Quienes me conocen se sorprenderán –o no– con la siguiente promesa. Me comprometo a participar como el que más en estas festividades bombardeadas por la publicidad que nos anima a gastar lo que no tenemos en un consumo sin sentido cuando se cumpla una única condición. Esa condición es que nuestra capacidad de distinguir entre hechos y ficción y entre lo verdadero y falso vuelva a estar intacta, ya que estamos en tiempos en los que las falsedades y la posverdad abundan e influyen como nunca antes.

Si no restablecemos esa capacidad, seríamos catalogados por Hannah Arendt como sujetos ideales para un régimen totalitario. Creo que en estos lares nadie desea vivir en un régimen de esas características, salvo quienes no puedan o sepan hacer tal distinción, que son personas a las que básicamente no va destinado este artículo.

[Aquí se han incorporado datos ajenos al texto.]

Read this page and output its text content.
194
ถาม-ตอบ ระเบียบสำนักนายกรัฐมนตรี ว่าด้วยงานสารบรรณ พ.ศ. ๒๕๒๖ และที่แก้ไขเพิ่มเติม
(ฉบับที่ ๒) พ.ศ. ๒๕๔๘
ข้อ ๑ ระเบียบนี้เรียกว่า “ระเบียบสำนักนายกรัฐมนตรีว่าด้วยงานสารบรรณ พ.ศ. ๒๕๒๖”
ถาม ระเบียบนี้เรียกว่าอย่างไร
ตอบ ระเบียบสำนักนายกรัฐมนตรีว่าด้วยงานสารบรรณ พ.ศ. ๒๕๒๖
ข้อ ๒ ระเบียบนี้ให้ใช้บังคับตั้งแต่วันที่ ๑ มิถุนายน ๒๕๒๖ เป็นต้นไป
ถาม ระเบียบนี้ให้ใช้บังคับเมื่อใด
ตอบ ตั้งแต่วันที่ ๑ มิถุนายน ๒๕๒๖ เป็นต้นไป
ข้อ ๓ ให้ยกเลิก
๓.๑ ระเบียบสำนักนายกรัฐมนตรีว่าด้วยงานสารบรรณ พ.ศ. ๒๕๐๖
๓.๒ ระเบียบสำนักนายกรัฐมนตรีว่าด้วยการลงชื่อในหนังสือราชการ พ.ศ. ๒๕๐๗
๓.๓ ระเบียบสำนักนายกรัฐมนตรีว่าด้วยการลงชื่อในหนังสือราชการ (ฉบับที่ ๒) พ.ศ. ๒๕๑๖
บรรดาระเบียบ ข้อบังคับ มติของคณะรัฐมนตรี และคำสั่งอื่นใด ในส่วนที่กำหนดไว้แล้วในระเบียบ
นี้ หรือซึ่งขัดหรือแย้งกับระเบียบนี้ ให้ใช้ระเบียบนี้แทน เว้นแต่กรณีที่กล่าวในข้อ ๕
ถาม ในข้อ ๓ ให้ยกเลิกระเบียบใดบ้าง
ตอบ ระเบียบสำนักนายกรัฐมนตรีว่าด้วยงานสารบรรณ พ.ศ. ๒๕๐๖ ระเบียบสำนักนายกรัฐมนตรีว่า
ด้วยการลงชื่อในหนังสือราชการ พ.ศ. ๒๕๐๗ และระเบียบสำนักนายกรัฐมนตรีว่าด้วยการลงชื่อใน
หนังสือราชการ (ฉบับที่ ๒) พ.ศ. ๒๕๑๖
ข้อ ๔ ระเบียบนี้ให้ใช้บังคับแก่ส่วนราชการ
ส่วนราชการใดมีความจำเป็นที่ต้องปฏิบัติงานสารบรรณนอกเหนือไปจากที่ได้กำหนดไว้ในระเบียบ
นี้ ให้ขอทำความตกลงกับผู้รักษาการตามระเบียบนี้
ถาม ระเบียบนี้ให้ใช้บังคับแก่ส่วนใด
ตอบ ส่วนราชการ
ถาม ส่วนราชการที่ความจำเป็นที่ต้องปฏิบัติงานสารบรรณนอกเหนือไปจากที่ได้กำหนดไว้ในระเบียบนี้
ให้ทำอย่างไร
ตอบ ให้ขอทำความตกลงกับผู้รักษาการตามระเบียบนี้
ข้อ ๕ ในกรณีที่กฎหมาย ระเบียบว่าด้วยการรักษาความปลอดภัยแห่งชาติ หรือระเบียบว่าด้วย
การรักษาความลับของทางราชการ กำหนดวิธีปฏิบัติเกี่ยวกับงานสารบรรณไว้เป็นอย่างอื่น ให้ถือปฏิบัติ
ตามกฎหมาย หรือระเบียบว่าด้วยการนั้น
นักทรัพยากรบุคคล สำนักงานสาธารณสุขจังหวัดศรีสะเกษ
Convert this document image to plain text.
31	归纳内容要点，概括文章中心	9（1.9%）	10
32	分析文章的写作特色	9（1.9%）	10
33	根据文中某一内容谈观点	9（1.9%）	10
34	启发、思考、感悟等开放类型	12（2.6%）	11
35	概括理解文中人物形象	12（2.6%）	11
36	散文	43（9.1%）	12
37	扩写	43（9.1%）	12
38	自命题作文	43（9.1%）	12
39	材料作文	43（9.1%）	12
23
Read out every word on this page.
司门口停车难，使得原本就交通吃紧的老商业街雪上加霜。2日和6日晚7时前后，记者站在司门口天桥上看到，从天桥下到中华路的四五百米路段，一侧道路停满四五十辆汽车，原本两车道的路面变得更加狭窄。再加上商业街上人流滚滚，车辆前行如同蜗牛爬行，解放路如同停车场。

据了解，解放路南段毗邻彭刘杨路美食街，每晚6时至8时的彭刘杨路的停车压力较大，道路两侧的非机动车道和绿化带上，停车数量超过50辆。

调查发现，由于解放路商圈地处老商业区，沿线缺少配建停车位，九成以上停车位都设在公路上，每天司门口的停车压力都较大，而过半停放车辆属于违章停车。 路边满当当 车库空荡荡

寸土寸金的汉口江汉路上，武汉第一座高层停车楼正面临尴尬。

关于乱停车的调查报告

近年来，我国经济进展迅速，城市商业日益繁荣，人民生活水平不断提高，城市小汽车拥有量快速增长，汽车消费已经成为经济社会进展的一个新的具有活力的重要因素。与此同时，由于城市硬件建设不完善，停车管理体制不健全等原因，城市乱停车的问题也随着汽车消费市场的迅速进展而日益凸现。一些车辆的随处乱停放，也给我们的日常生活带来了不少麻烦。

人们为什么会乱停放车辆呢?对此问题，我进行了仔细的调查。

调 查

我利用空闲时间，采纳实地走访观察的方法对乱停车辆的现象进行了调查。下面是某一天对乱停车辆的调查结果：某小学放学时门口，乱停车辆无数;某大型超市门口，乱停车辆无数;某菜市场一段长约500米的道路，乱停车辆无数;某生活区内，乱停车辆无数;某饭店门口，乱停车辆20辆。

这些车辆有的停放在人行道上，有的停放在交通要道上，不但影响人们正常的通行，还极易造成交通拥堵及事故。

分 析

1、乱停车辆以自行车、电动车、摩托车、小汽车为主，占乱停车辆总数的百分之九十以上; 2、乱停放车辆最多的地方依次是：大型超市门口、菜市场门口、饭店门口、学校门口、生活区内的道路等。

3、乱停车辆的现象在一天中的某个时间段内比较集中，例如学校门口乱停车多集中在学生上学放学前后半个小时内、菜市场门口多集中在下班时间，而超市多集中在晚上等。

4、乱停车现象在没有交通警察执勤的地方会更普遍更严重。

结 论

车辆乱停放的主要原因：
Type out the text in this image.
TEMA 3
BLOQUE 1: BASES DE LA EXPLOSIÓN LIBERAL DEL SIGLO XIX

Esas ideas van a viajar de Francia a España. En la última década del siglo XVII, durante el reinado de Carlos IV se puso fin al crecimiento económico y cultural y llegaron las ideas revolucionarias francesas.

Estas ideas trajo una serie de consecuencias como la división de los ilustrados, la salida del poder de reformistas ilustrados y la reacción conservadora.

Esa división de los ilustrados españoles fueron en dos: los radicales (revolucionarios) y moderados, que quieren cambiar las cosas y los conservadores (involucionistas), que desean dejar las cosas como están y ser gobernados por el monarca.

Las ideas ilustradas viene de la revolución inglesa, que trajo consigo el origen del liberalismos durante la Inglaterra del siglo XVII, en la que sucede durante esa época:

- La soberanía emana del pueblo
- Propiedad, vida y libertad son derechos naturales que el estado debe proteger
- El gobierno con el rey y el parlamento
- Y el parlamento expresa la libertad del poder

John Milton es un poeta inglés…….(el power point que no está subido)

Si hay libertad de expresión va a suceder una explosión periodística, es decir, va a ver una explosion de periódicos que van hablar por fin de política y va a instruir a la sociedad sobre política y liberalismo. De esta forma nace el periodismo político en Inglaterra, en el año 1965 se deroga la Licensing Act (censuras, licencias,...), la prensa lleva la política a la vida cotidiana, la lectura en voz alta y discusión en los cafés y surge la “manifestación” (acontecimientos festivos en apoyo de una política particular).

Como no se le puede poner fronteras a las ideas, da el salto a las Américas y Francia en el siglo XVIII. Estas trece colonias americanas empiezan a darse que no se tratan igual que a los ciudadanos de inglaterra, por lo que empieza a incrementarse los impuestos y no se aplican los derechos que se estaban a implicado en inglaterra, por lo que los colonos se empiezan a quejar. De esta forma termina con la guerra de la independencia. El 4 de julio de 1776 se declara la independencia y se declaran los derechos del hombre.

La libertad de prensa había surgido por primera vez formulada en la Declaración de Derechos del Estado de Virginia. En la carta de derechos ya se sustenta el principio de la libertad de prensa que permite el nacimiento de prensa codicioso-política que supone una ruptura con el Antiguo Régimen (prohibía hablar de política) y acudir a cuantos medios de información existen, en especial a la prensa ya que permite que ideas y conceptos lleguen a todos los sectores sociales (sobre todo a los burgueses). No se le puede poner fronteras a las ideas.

También creo que es necesario que esas falsedades no nos cieguen ante matanzas en masa ni ante la necesidad de que de esta situación salgamos con un sistema internacional de justicia reforzado de forma que ningún genocida, criminal de guerra o perpetrador de crímenes contra la humanidad se vea beneficiado por la impunidad, sea del color político, de la nacionalidad o de la religión que sea.

Si esto no se cumple, iros despidiendo incluso del tópico del exacerbado consumismo en las fiestas de fin de año. El que avisa no es traidor.